In the grey hours of a September morning, Anna Reine and Morgan Clark turned their Toyota Forerunner onto the interstate. Nineties pop hits were queued, a bag of peanut butter pretzels was nestled in the console and two ultrahigh-purity germanium detectors sat in the hatchback. Reine and Clark, University of North Carolina graduate students, drove 30 hours over the next three days, opting out of scenic routes and zipping past dozens of tourist traps that litter the Midwest: on the road, their cargo was vulnerable.
Reine and Clark had been tasked with shuttling two detectors from Oak Ridge National Laboratory in Tennessee to Sanford Underground Research Facility (Sanford Lab) in Lead, South Dakota. There, the detectors would be characterized before use in LEGEND-200, a next-generation neutrinoless double-beta decay experiment.
These detectors are enriched with an isotope of germanium—germanium-76 (76Ge)—and are incredibly sensitive.
“The advantage of 76Ge detectors compared to other double-beta decay experiments is that it has the best intrinsic resolution,” explained John Wilkerson, U.S. principal investigator for LEGEND-200. “This makes it ideally suited to observe neutrinoless double-beta decay, a theoretical and rare physics event.”
During transport, these detectors were susceptible to "cosmogenic activation."
Earth is constantly showered by a dense torrent of cosmic rays from the sun. When cosmic rays barrage an otherwise stable isotope, they cause cosmogenic activation. While this reaction is harmless to the graduate students humming along to Whitney Houston in the front seat, it could be ruinous to the germanium detectors they were transporting.
“Cosmogenic activation could result in long-lived, unstable isotopes, which could decay over the course of the experiment; this would result in higher backgrounds for LEGEND-200,” said Reine.
Before the cross-country road trip began, the detectors were stored among stalactites in a cave at the Historic Cherokee Caverns in Oak Ridge, Tennessee. To limit the detectors’ exposure to cosmic rays during transport, the researchers traveled the most direct route possible.
“We couldn’t make a lot of stops,” said Clark. “Since we didn’t want these detectors to be above ground any longer than was necessary, we had it all mapped out.” And because higher elevations mean denser cosmic radiation, driving was favored over flying.
When Clark and Reine arrived at Sanford Lab, researchers ushered them directly to the 4850 Level, where nearly a mile of rock overburden shields the detectors from cosmic rays.
“These detectors have had quite the journey, and it’s not over yet,” said Clark.
A cleanroom on Sanford Lab’s 4850 Level will be a temporary home to these and 10 more detectors arriving over the next few months. There, protected from cosmic rays and dust, the detectors will be scanned and characterized. The tests will help researchers get to know these detectors: how accurate are they? What is their active mass? How time-sensitive are they?
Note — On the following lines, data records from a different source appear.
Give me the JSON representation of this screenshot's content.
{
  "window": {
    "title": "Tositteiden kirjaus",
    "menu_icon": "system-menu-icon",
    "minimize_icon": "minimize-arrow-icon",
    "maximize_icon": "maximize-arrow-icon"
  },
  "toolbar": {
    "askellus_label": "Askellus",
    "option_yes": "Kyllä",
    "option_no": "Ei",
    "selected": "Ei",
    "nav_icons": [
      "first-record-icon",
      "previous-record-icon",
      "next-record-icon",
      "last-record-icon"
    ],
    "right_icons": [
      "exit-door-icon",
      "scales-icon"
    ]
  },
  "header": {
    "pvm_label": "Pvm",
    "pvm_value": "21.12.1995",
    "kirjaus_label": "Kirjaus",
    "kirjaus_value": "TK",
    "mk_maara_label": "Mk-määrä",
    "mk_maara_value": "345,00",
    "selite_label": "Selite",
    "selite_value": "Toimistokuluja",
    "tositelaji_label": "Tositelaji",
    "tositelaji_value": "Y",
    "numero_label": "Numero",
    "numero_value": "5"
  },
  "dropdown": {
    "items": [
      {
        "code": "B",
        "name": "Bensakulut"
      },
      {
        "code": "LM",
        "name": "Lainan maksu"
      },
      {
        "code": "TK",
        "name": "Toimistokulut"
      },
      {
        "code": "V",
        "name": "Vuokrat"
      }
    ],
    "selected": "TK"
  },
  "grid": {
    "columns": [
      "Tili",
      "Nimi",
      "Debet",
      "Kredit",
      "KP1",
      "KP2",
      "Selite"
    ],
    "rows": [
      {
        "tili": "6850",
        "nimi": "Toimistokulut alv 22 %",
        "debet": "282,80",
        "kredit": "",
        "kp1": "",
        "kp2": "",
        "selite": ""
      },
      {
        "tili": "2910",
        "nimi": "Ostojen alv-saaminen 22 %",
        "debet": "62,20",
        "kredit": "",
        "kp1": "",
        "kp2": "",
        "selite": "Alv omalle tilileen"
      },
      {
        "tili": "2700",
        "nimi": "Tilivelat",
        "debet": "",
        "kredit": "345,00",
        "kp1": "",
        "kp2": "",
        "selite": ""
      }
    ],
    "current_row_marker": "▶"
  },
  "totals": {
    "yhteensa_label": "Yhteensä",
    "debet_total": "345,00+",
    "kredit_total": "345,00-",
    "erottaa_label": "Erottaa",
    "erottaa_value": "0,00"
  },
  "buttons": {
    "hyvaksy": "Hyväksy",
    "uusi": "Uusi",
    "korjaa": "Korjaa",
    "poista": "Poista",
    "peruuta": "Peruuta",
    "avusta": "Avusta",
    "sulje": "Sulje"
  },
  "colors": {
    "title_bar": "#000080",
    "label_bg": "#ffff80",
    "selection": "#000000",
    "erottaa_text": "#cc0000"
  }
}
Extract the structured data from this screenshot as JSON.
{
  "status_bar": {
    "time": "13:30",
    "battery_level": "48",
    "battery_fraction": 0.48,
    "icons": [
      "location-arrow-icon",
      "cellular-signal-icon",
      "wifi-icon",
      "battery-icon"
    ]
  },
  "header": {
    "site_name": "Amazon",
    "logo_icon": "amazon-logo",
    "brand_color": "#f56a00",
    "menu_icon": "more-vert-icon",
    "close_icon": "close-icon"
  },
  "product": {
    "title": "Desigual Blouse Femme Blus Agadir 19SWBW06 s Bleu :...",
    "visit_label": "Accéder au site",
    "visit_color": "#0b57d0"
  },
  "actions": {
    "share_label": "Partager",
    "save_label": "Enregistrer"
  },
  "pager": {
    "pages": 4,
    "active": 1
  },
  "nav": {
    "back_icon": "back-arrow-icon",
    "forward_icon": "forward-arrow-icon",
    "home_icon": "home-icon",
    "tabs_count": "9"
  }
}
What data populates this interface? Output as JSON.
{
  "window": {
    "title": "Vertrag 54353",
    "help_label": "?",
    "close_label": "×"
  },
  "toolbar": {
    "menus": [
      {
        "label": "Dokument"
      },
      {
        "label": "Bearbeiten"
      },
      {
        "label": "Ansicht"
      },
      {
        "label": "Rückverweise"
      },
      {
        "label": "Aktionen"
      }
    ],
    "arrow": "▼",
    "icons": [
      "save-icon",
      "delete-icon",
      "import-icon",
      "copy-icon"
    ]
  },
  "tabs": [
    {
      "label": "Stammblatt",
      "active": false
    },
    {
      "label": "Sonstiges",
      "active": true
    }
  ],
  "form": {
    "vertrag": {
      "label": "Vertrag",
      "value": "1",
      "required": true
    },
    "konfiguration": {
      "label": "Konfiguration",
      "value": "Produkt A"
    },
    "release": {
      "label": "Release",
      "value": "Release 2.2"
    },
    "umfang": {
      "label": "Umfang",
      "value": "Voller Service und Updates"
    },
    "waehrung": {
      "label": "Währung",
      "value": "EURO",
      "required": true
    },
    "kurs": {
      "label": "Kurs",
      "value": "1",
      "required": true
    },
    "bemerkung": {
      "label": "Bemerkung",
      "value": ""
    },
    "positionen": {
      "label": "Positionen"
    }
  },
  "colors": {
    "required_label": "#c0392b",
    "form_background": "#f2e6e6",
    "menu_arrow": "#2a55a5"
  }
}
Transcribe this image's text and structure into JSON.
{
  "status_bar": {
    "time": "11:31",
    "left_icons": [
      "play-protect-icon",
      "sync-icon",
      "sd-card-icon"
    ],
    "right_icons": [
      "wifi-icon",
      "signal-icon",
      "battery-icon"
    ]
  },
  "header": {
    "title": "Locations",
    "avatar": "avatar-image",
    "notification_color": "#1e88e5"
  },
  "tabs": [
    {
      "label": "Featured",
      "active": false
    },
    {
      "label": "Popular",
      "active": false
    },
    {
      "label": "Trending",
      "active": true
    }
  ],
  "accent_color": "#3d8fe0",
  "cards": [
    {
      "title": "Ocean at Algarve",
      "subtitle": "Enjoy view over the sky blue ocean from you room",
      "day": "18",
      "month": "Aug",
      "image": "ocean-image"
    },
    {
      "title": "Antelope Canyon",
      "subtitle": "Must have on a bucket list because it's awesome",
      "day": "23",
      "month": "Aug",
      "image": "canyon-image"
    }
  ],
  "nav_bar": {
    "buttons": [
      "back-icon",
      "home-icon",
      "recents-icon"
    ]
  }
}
All this information will prove invaluable when they are installed in LEGEND-200, the next generation neutrinoless double-beta decay experiment at Gran Sasso National Laboratory (LNGS) in Italy. While the experiment will utilize 200 kilograms of germanium, the detectors only weigh one to two kilograms apiece. Researchers at Sanford Lab and LNGS are testing every detector to fully-understand how each one will impact the experiment.
Later this year, two germanium detectors will be inserted in the Majorana Demonstrator (Majorana) at Sanford Lab. Majorana, a predecessor to LEGEND-200 known for its extremely minimal backgrounds, began taking data in 2016.
“Majorana is the lowest background environment we have,” said Wilkerson, who is also the principal investigator for Majorana. “By installing them inside, we can further characterize the detectors, while also increasing our total physics data taken before Majorana is decommissioned.” Majorana will also provide ultra-pure copper and 35 enriched germanium detectors to LEGEND-200.
When LEGEND-200 is built, the detectors will be packed in a special cargo container and shipped across the Atlantic Ocean. Finally, they will arrive at their final destination: 4,500 feet beneath Gran Sasso mountain in Italy.